Kids don't really seem to know what they want (ie they've told their mum one thing and their dad another)
children are so good at saying what they think people want to hear. Not sure whether you should let that dictate your holiday arrangements, or if your husband should just tell them they are coming? or would that create a situation with the ex?
so tricky.

Kaluki · 11/02/2014 12:19

But nobody is expecting them to spend a week with a total stranger. You make it sound like they will be abandoned! Their Dad (who they presumably love and trust) will be there too and it is a holiday, a nice thing, they won't be spending a week in prison!!! I just think they are being a bit precious and demanding - how are they supposed to get to know the OP if they refuse to spend any time with her.
These aren't babies - they are 9 and 13 (similar age to my dc) and they are old enough to understand that their dad is in a relationship now and wants them to get to know his new gf and her dc.

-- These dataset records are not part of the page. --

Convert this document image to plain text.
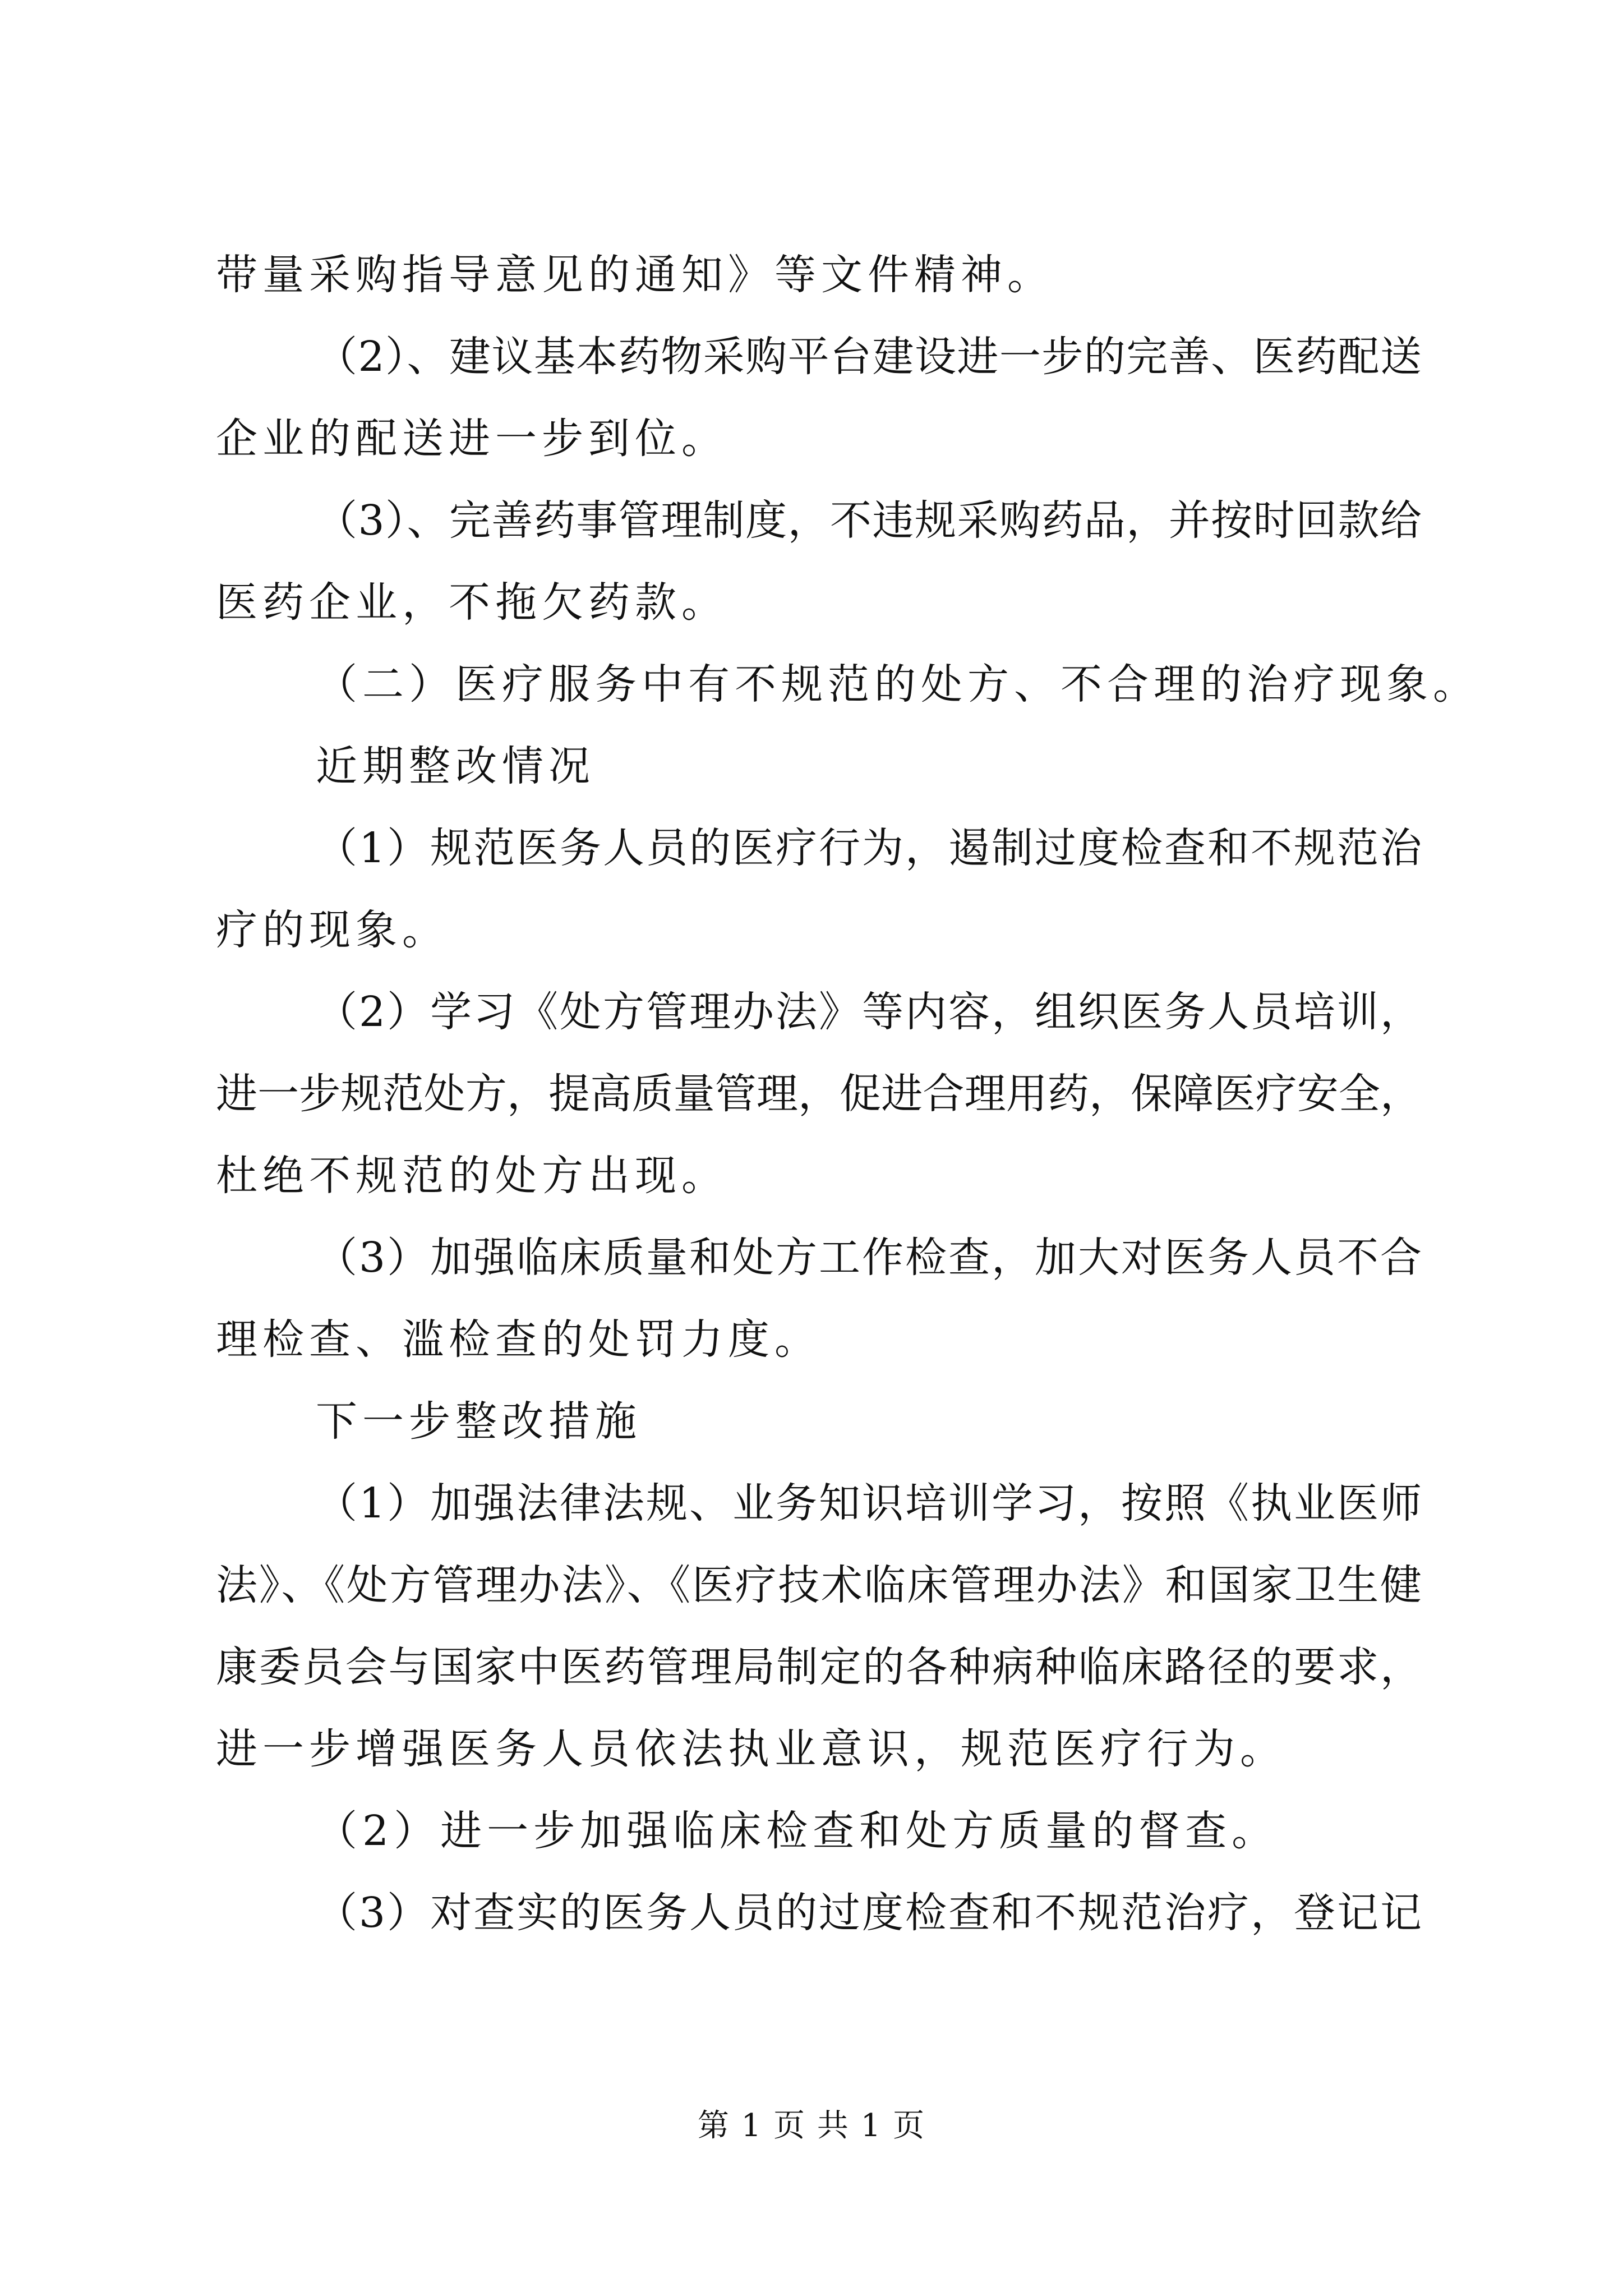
带量采购指导意见的通知》等文件精神。
（2）、建议基本药物采购平台建设进一步的完善、医药配送
企业的配送进一步到位。
（3）、完善药事管理制度，不违规采购药品，并按时回款给
医药企业，不拖欠药款。
（二）医疗服务中有不规范的处方、不合理的治疗现象。
近期整改情况
（1）规范医务人员的医疗行为，遏制过度检查和不规范治
疗的现象。
（2）学习《处方管理办法》等内容，组织医务人员培训，
进一步规范处方，提高质量管理，促进合理用药，保障医疗安全，
杜绝不规范的处方出现。
（3）加强临床质量和处方工作检查，加大对医务人员不合
理检查、滥检查的处罚力度。
下一步整改措施
（1）加强法律法规、业务知识培训学习，按照《执业医师
法》、《处方管理办法》、《医疗技术临床管理办法》和国家卫生健
康委员会与国家中医药管理局制定的各种病种临床路径的要求，
进一步增强医务人员依法执业意识，规范医疗行为。
（2）进一步加强临床检查和处方质量的督查。
（3）对查实的医务人员的过度检查和不规范治疗，登记记
第 1 页 共 1 页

Viviennemary · 11/02/2014 12:24

I think your DP should take his children on holiday on his own without you and your DC's. You haven't been together very long so I wouldn't force the big happy family scenario.

YoureBeingASillyBilly · 11/02/2014 12:26

Kaluki- who has said total stranger?

And my dcs live with me who they love and trust- tjat doesnt mean i will make them spend time in their own home with people they dont want to. it would be even worse on holiday if no choice but to share a room.

Maybe83 · 11/02/2014 12:43

This reply has been deleted

Message withdrawn at poster's request.